Some key elements are not working that I would like to understand better and have help with solving (we still have 5 challenges to go and the project will have a whole life after that):
- from the onset, few participants read and posted comments on one others work or even on the round up post
- the Facebook page isn’t being used as I am not taking a lead there: will someone volunteer to take this on?
- Twitter tweets are sporadic and inconsistent: I do tweet as I read if there is an icon available for me to tweet from inside of the post, yet some of you miss these as you do not have your twitter handle attached to these kind of tweets which must be done in the back end of your site. Can someone volunteer to take on leadership in this area?
- I did not initiate the use of Instagram, and we should be working at using this when creating our recipes (too many “should’s” though, right?)
- People are loosing interest of having difficulty getting a post up each month
At the onset, I didn’t worry about the deadline date. Yes, it would be wonderful in a perfect world if everyone would pump their posts out at midnight on the 7th of every month, but I knew that wasn’t reasonable for me, or anyone. The goal has always been to just get the article in. Of course, getting it in my the round up makes a huge difference to the project.

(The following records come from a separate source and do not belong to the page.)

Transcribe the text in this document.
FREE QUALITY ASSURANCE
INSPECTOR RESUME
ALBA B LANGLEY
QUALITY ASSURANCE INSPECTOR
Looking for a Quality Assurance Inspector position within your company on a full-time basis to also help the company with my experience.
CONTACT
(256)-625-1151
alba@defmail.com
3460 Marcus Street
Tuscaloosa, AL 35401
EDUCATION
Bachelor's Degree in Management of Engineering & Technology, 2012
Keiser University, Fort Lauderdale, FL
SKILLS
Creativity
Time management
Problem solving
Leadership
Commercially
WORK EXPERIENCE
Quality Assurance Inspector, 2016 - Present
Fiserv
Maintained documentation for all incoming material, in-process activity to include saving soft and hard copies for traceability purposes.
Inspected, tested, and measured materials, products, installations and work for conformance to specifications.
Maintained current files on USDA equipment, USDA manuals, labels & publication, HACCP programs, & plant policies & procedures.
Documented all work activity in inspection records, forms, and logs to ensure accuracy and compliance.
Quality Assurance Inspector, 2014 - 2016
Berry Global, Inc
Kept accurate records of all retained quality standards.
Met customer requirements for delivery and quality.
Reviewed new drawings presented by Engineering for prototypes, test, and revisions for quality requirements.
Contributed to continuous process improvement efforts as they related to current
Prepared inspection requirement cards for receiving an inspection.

- If participants, old and new, miss a challenge, they are consistently encouraged to just get it done and posted, send me the information and I add it to that challenge post: the body of work will remain . These posts are read and referred to often. This enables participants to get 9 out of 12 challenges complete within the year.

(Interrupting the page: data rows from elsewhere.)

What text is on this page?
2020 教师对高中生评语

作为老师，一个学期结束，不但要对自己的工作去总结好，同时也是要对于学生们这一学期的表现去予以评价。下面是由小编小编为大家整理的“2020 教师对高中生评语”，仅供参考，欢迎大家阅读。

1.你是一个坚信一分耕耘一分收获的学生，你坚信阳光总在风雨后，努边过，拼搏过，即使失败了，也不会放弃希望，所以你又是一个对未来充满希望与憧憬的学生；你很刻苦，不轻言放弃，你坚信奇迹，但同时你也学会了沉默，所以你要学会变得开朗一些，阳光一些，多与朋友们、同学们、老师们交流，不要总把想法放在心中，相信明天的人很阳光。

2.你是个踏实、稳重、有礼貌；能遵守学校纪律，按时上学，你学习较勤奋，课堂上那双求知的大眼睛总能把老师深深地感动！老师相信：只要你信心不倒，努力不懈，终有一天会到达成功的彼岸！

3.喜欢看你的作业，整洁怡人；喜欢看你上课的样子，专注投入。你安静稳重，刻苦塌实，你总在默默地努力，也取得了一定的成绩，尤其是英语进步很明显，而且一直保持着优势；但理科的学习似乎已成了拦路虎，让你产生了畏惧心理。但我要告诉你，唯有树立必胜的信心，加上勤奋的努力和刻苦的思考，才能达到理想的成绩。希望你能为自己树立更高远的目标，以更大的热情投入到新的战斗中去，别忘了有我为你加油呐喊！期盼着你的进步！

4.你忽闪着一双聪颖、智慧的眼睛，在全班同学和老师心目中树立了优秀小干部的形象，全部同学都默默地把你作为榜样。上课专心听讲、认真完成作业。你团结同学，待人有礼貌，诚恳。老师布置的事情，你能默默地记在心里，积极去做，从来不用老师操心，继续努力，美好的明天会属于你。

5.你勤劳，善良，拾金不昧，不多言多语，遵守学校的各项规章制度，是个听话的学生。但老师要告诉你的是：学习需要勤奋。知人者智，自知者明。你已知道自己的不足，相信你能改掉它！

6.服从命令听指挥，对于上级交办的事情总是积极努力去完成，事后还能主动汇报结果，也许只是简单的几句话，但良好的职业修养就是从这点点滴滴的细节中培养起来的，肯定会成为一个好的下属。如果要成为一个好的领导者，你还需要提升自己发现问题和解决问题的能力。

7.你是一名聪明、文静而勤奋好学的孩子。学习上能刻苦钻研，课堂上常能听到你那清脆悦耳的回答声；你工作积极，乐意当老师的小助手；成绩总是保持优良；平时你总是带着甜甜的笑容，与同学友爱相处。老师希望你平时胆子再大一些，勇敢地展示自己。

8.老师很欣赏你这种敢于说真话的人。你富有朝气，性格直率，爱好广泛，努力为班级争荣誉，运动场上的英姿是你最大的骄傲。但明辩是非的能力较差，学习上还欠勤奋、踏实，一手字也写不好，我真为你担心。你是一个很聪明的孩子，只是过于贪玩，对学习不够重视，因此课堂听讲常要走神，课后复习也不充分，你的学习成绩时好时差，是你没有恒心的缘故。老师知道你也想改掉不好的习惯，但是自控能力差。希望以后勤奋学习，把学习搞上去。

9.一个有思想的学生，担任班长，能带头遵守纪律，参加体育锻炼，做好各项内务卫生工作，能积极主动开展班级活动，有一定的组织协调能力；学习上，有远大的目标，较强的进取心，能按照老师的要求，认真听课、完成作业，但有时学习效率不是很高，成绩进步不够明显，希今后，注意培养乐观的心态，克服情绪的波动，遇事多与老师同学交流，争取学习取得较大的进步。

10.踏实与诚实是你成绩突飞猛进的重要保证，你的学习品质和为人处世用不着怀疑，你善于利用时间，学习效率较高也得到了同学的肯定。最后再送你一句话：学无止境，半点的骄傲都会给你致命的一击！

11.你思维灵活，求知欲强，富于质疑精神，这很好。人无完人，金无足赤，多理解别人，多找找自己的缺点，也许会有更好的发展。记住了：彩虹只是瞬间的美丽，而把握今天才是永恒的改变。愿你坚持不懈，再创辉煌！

- I have asked for help with managing the Facebook and Twitter sites for this project. That would help a great deal with promoting the work of our participants. Promoting your work is important! The stories and recipes are incredible and I cannot celebrate this enough.
- Regional Teams? Marilyn made this suggestion just this week and it is a great idea. As it is completely overwhelming to read and comment on the complete body of work each month, she suggestion that people collaborate within regions to support each other by reading and commenting on the posts within the same region.
Obviously, I need your suggestions, so please chime in….
The Canadian Food Experience Project Phase II
What do you imagine for next steps? I imagine MORE. I cannot get enough.
Thinking out loud: Maybe we can create a Canadian Food Experience Project Committee…and share the communication tasks, share the project promotions, get the stories and the recipes being shared to the media and others interested in Canadian Food?
We still need to involve our aboriginal and First Nations people in this project, get more Francophones involved (have you noticed the incredible recipes coming from those participants?) We need more men. We need people from the North and some regions have only one person participating.
I have had so many recipes and stories sent to me that are not yet a part of the project that would be wonderful to have people create, and tell.
You can see I am on fire and that through this very tough year (and a half) struggling with my father’s end of life phase, that this project has been the wind beneath my wings. Oh, I know clichés are bad form: but this is my blog and I can do what I want to (whoops, two of them!).
Happy 2014 and keep those Canadian Food Experience stories and recipes coming!